You’ll also notice a lack of emphasis on macronutrient math. Again, eating at percentages is a great way to learn about how you respond to different foods, but eventually it’s important to stop being beholden to math and listen to your body. The plan works out to about 40% carbs, 30% protein, and 30% fat, but these numbers are rough. Instead, we’d prefer you focus on the quality of your food and how much you generally put on your plate. These are the two factors most likely to get you results.
As for preparation of that food, again, we keep it simple. No complex recipes, just basic cooking suggestions, meal ideas, and recipes for healthy spice mixes and dressings.
The way people eat is nearly as unique as their fingerprints, so we made the carbs, protein, and fats lists gigantic, allowing vegans, Paleos, and picky eaters to find the foods that work for them. As I mentioned before, the lists are in a hierarchical order, so that you know which foods are healthier options.
And for those concerned that Beachbody has suddenly forgotten that there’s a world of difference between an apple and a slice of bread, don’t worry.

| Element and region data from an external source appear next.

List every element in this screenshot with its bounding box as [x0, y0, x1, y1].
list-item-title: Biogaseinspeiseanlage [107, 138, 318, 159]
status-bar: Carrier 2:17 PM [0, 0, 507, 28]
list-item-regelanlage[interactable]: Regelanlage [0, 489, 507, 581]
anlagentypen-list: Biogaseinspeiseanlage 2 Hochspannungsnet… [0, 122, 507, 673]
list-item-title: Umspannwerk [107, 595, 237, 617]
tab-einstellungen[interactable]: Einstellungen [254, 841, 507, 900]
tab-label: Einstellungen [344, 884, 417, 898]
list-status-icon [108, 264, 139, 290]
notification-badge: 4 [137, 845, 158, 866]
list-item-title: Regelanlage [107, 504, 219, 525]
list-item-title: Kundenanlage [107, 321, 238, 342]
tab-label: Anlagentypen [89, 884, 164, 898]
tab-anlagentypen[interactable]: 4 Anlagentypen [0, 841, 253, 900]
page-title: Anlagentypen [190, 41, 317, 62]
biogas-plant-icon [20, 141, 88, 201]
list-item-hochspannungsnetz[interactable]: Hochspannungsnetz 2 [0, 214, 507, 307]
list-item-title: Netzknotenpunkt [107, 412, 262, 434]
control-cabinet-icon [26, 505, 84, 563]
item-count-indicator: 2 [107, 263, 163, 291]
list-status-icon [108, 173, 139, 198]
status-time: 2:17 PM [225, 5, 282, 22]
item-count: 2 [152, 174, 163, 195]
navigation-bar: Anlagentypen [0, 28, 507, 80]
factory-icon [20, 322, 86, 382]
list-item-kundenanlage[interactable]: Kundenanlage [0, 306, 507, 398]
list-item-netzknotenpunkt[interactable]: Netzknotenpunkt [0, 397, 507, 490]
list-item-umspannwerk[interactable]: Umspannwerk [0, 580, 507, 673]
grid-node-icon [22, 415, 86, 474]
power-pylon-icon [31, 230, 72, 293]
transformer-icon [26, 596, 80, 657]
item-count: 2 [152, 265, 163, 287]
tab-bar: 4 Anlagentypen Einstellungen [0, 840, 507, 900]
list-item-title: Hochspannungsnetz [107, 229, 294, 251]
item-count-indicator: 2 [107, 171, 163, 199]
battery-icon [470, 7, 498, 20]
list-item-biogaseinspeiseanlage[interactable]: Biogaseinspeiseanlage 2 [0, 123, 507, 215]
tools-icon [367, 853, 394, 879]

There are optional sub-lists for each category (veggies, fruits, and grains under carbs, for example) that you can use or ignore. Technically, you could fulfill your entire carb requirement eating only bread, but most of you aren’t 6 years old, so odds are you’ll make better choices. But if you get stuck, you can always post a message in the expert Message Boards here and we’ll help you out.
The variety also makes shopping easier because you can work with the foods you have access to. No demands for Canadian antler fuzz or Vietnamese dragonfruit. Just a wide assortment of simple, fresh foods to suit your tastes. (That said, have you ever tried dragonfruit? It’s delish.)
This is a big one in Tony’s book. As many of you know, he’s constantly changing his diet to suit his evolving needs—and that’s a good model to live by. For years, he was vegan, until he realized he needed a little animal protein in his diet, so he added organic, cage-free chicken, sustainably caught fish, and free-range, grass-fed red meat into his diet.
Your needs change too. It might be as simple as a calorie increase or as complex as completely eliminating animal products or grains. Either way, this plan is designed to move with you, thanks largely to those first two concepts: simplicity and variety.
It also makes it easier to suit your needs today. While foodies can craft this plan into a culinary tour de force, it’s also easy for on-the-go types to throw together three simple squares on the P90X3 plan.
Of course, rethinking the old P90X nutrition plans this extensively brings up some questions, the first one being, “What was wrong with the old P90X and P90X2 plans?” The answer is, “Nothing.” They just feature slightly different philosophies.
In a way, they’re an evolution. P90X gives you a by-the-numbers nutrition plan. It’s learning by doing. P90X2 takes the same plan, loosens some of the restrictions, and adds vegan and grain-free options to allow you to experiment a little more. P90X3 removes even more restrictions and gives you additional tools not only to guide you toward intuitive eating, but to make healthy meal planning a simple, quick affair.
In my opinion, if you want something with a lot of structure all laid out for you, P90X is the way to go. If you’re ready to move past that—or you’re looking for a plan that’s especially flexible for a busy schedule, I’d lean toward P90X3.
That said, the P90X3 plan doesn’t forsake structure-loving folks. Some users may not want simplicity, variety, and/or flexibility. Maybe you just want to follow that old doctrine of “just tell me what to eat.” All the detail work—the exact food measurements, the micronutrient percentages—are in the guide. They’re just tucked away so that only those who want them can access them.
The end result is a guide that’s useful whether you want to bring your nutrition to the next level or you just want to survive your hectic schedule while staying healthy. Unless you plan to live on dehydrated astronaut food and water, there’s no way a diet plan will ever be as simple as doing a series of DVD workouts—but the P90X3 nutrition plan comes awfully close.